Разумеется, этот срок был назван не наобум. Это была крайняя дата, вписанная Эвменидами в извещение о смертном приговоре журналиста Ду Минцяна.
Сейчас Ло Фэй ждал от Эвменид ответ. Его не последовало.
Час стоял ранний, и на площадке перед похоронным бюро было просторно. Но и транспортный поток в эту сторону был негуст. Большинство водителей объезжали похоронное бюро стороной, предпочитая другой путь.
Около дюжины продавцов уже успели обустроить перед зданием свои ларьки. Здесь продавались цветы, венки, ритуальные монеты на путешествие покойнику в загробную жизнь, свечи – словом, все традиционные предметы, связанные в Китае со смертью и трауром.
– Господин не желает цветочков перед входом?
– Денежки, загробные денежки! Дешево, дешевле не бывает!
Из толпы прибывающих скорбящих вышел пожилой мужчина – изможденный, волосы и борода с обильной проседью; на вид лет семьдесят. Вдумчиво оглядев продавцов, он подошел к цветочному ларьку.
Приземистый продавец был сравнительно молод – в мятой одежде, не чесан и не мыт по меньшей мере неделю. При виде клиента он угодливо изогнулся:
– Чем могу, господин?
Не обращая внимания на его товары, пожилой спросил:
– Где твое начальство?
Продавец растерянно заморгал. Оглянувшись на других продавцов, он снова поглядел на старикана.
– Я вас, извините, не пойму… Мы, торговцы, тут сами себе хозяева.
– Брось прикидываться. – Старикан неодобрительно покачал головой. – Все вы из уголовки. И ты, и тот малый, что вышел за мной из автобуса. Вон тот, в зеленой куртке.
Глаза продавца метнулись влево, затем вправо. Он затравленно улыбнулся:
– Простите, господин. Вы, должно быть, с кем-то меня перепутали.
С долгим разочарованным выдохом старикан вдруг схватил торговца за сальную прядь на виске. Тот дернул головой, но старик держал цепко. Перед глазами торгаша что-то мелькнуло – резко, аж с ветерком у лица. Когда зрение снова прояснилось, он увидел, что старикан держит между пальцами беспроводной микрофончик.
«Торгаш» попеременно глазел то на микрофон, то на лицо старика. «Это на летучке не обсуждалось», – вертелось у него в голове.
– Вызови своего начальника. Мне надо с ним поговорить. – Старикан положил микрофон на прилавок и ушел.
Торговец поспешно схватил устройство с прилавка, чувствуя на себе пристальные взгляды других продавцов.
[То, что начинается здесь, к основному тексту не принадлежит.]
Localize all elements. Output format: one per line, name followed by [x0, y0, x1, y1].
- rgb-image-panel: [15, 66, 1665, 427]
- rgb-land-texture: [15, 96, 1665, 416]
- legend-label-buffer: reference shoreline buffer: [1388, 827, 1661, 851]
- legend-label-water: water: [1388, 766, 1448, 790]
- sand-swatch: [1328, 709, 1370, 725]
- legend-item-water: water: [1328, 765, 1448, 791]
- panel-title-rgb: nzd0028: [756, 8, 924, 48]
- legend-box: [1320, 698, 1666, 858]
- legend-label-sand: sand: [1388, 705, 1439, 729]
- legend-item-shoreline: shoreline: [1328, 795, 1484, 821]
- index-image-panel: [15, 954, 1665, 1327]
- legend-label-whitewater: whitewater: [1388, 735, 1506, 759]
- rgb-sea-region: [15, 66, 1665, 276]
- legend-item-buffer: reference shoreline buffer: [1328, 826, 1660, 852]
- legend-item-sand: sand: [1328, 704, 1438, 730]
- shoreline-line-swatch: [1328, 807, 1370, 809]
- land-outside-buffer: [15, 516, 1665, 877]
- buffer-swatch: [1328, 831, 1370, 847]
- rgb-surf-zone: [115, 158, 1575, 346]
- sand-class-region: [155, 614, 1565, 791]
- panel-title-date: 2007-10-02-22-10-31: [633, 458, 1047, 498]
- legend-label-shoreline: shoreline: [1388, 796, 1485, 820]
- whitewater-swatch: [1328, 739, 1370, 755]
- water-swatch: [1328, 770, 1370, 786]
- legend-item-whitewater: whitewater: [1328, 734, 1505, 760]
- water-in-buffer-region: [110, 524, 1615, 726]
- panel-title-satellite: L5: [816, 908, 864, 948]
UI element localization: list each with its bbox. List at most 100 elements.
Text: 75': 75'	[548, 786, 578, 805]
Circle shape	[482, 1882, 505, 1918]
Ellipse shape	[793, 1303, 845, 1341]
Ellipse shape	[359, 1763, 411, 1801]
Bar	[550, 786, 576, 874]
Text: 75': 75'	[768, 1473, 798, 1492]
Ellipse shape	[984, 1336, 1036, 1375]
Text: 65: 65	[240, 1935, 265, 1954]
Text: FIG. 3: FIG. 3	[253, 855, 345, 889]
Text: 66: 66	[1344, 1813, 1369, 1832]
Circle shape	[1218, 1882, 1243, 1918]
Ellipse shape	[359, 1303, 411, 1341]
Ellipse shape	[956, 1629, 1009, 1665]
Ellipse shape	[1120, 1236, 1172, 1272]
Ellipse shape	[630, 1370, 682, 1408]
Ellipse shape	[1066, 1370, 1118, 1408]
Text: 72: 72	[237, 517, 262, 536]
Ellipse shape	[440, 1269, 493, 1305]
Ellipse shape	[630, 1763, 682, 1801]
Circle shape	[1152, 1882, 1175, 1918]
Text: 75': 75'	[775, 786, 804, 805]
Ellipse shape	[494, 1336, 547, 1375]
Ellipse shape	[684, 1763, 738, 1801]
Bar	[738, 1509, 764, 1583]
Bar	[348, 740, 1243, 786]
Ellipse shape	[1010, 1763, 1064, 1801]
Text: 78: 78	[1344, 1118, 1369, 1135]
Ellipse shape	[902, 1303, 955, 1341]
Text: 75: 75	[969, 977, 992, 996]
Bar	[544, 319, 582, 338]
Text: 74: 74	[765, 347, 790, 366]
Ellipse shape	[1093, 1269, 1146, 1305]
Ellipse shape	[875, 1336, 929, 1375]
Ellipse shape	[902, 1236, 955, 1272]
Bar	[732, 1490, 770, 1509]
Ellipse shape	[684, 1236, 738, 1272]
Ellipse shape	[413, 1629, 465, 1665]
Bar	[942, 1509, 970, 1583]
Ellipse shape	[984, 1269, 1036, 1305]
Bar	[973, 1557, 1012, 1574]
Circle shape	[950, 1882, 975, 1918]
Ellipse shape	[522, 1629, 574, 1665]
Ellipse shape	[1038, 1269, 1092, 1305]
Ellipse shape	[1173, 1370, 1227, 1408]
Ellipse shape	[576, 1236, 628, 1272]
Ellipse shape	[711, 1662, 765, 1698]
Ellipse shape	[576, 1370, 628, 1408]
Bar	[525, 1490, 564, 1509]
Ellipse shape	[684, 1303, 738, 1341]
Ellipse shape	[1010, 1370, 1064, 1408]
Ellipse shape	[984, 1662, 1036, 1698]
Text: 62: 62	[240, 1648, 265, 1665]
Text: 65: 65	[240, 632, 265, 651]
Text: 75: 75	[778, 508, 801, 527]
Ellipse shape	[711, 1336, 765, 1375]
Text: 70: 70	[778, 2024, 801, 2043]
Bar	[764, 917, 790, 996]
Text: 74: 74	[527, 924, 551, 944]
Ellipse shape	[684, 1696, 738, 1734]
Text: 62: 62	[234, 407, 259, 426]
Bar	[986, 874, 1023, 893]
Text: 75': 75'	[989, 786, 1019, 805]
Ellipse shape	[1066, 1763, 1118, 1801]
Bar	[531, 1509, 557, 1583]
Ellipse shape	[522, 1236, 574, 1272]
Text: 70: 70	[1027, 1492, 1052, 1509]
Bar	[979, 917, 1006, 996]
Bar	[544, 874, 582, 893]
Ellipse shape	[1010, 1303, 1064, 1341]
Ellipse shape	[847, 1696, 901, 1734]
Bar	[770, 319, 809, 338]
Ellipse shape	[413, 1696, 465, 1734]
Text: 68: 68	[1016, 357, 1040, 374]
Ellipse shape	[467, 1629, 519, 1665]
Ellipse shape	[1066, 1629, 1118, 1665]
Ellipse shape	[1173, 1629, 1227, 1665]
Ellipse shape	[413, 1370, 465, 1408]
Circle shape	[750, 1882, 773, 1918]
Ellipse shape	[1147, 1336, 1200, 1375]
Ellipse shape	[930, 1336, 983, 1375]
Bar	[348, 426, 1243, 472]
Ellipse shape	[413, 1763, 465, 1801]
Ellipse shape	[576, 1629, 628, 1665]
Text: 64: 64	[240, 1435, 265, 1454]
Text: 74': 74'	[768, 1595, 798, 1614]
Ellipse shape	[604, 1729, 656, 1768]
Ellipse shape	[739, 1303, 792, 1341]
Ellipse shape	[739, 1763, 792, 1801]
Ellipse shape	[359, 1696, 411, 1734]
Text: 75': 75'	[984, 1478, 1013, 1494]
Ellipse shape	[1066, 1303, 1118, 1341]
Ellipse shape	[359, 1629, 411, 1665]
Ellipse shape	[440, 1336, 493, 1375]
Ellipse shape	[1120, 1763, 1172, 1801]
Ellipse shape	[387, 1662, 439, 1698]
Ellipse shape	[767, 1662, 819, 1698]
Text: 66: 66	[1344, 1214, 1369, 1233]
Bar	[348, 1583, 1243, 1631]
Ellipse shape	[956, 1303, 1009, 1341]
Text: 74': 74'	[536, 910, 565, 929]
Пожилой человек вошел в похоронное бюро и направился к траурному залу в западном крыле здания. Внутри суетились несколько работников, занятых своими делами. У входа пожилой остановился и быстро выделил одного из «сотрудников» – статного молодого мужчину, на рубашке которого был логотип похоронного бюро. У этого сливаться с толпой получалось лучше, чем у «торгаша» снаружи, но скованность в походке выдавала и его. Существует заметная разница: одно дело – когда человек чувствует себя по-настоящему комфортно, и совсем другое – когда он просто притворяется, пытаясь смотреться правильно.
В центре зала возвышался стеклянный гроб. Рядом с ним, безмолвно плача, стояла пожилая женщина. Пожилой человек подошел, тихо положил руку на стеклянную крышку и опустил голову, глядя на тело, лежащее внутри.
Женщина обернулась. При виде старика горе на ее лице преобразилось в глухую ненависть.
– Все же пришел? – сиплым от слез голосом выдавила она. – Я-то надеялась, что уж больше никогда тебя не увижу.
Он медленно провел рукой по крышке гроба, словно пытаясь почувствовать лицо человека внутри.
– Он мой сын. Как я мог его не навестить?
– Надо же, разжалобился, старый лис… Когда тебе вообще было до него дело? Будь ты настоящим отцом, мы его сейчас не хоронили бы.
Лицо мужчины застыло.
– Ты думаешь, наш сын покинул нас только что? Его сердце уж много лет как окаменело.
– Ты по-прежнему винишь меня? И в самом деле думаешь, что это я во всем виновата? – с горьким презрением спросила она.
Он опустил голову и закрыл глаза.
Не обращая на него внимания, женщина взирала на тело своего сына. Затем, подавшись вперед, обняла гроб и горестно, безутешно расплакалась.